Não acho que software livre seja coisa de comunista, anarquista ou socialista, e posso explicar porque. Como também não acho que esse tipo de ideia seja propagada de forma inocente, como sendo apenas fruto de ignorância histórica, acho que existe uma intenção de desqualificar o movimento, como se ao chamá-lo de “coisa de comunista” o colocasse num patamar de clubinho de esquerda ou alguma outra qualificação que tem a intenção de ser difamatória. Não acho que o movimento software livre seja comunista, porque classificá-lo assim é encerrá-lo numa coisa menor, é homogeneizar um movimento que possui tantos ativistas e atividades diferentes que não apenas estas relacionadas à defesa do comunismo. Ele não é coisa de comunista porque na verdade ele é para todos, é um movimento onde cabem todos os tipos de correntes de pensamentos, mesmo as opostas. Há pessoas de esquerda no software livre assim como há pessoas de direita, e é essa diversidade que o tem tornado bem sucedido. O software livre é uma solução para toda a sociedade, não apenas para a esquerda comunista ou para qualquer outro grupo.

No começo dos anos 80, quando Richard Stallman anunciou ao mundo a sua ideia de criar um sistema operacional completamente livre, ou seja, passível de ser usado, estudado, alterado e compartilhado, sem que fosse necessário qualquer tipo de permissão prévia do detentor de copyright do software para isso; ele o fez porque acreditava que o conhecimento compartilhado é a chave para o desenvolvimento social,  e impedir que as pessoas possam fazer isso é uma autossabotagem, um tiro no pé:

Eu estou tentando mudar a forma como as pessoas abordam o conhecimento e a informação em geral. Eu acho que tentar se apropriar do conhecimento, tentar controlar se as pessoas estão autorizadas a usá-lo, ou tentar impedi-las de compartilhá-lo,  é sabotagem. É uma atividade que beneficia a pessoa que a faz às custas do empobrecimento de toda a sociedade. [Richard Stallman em entrevista à BYTE em 1986]
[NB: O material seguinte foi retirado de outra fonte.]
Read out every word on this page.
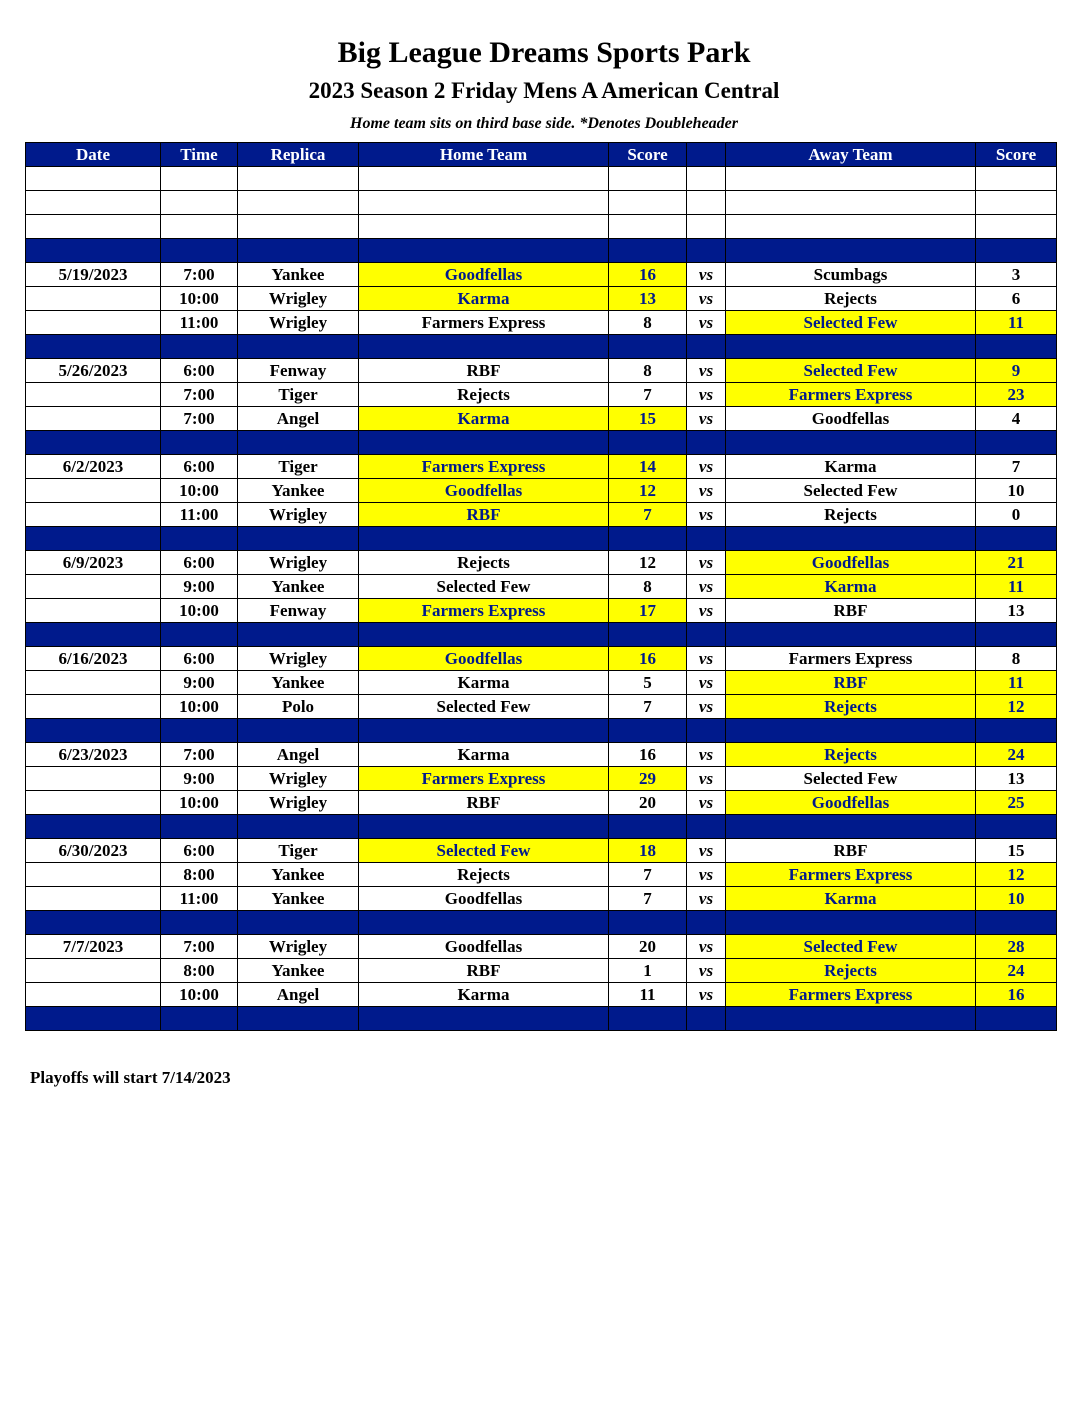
Big League Dreams Sports Park
2023 Season 2 Friday Mens A American Central
Home team sits on third base side. *Denotes Doubleheader
Date	Time	Replica	Home Team	Score		Away Team	Score

5/19/2023	7:00	Yankee	Goodfellas	16	vs	Scumbags	3
	10:00	Wrigley	Karma	13	vs	Rejects	6
	11:00	Wrigley	Farmers Express	8	vs	Selected Few	11

5/26/2023	6:00	Fenway	RBF	8	vs	Selected Few	9
	7:00	Tiger	Rejects	7	vs	Farmers Express	23
	7:00	Angel	Karma	15	vs	Goodfellas	4

6/2/2023	6:00	Tiger	Farmers Express	14	vs	Karma	7
	10:00	Yankee	Goodfellas	12	vs	Selected Few	10
	11:00	Wrigley	RBF	7	vs	Rejects	0

6/9/2023	6:00	Wrigley	Rejects	12	vs	Goodfellas	21
	9:00	Yankee	Selected Few	8	vs	Karma	11
	10:00	Fenway	Farmers Express	17	vs	RBF	13

6/16/2023	6:00	Wrigley	Goodfellas	16	vs	Farmers Express	8
	9:00	Yankee	Karma	5	vs	RBF	11
	10:00	Polo	Selected Few	7	vs	Rejects	12

6/23/2023	7:00	Angel	Karma	16	vs	Rejects	24
	9:00	Wrigley	Farmers Express	29	vs	Selected Few	13
	10:00	Wrigley	RBF	20	vs	Goodfellas	25

6/30/2023	6:00	Tiger	Selected Few	18	vs	RBF	15
	8:00	Yankee	Rejects	7	vs	Farmers Express	12
	11:00	Yankee	Goodfellas	7	vs	Karma	10

7/7/2023	7:00	Wrigley	Goodfellas	20	vs	Selected Few	28
	8:00	Yankee	RBF	1	vs	Rejects	24
	10:00	Angel	Karma	11	vs	Farmers Express	16

Playoffs will start 7/14/2023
Richard Stallman não propôs o software livre porque queria abolir a propriedade privada, como o querem os comunistas. A sua intenção, como ele bem destacou acima, é aproveitar as possibilidades que as tecnologias digitais nos oferecem e, através delas, mudar a forma como estamos nos relacionando com o conhecimento. Em que isso tem a ver diretamente com o comunismo? A ideia central com a qual o software livre se relaciona não é a da gratuidade, mas a da liberdade de uso. Portanto, o software livre pode ser vendido, ou seja, alguém que produz determinado software pode vendê-lo do preço e da forma que quiser, isso é capitalismo básico. Não há no software livre a condenação da transformação do conhecimento [software, no caso] em produto e nem a condenação da ideia de se obter lucro com ele, desde que isso não  se torne um obstáculo para que o software seja compartilhado. Não importa se o software é comercial ou não, o que importa é que ele respeite as liberdades essenciais dos seus usuários.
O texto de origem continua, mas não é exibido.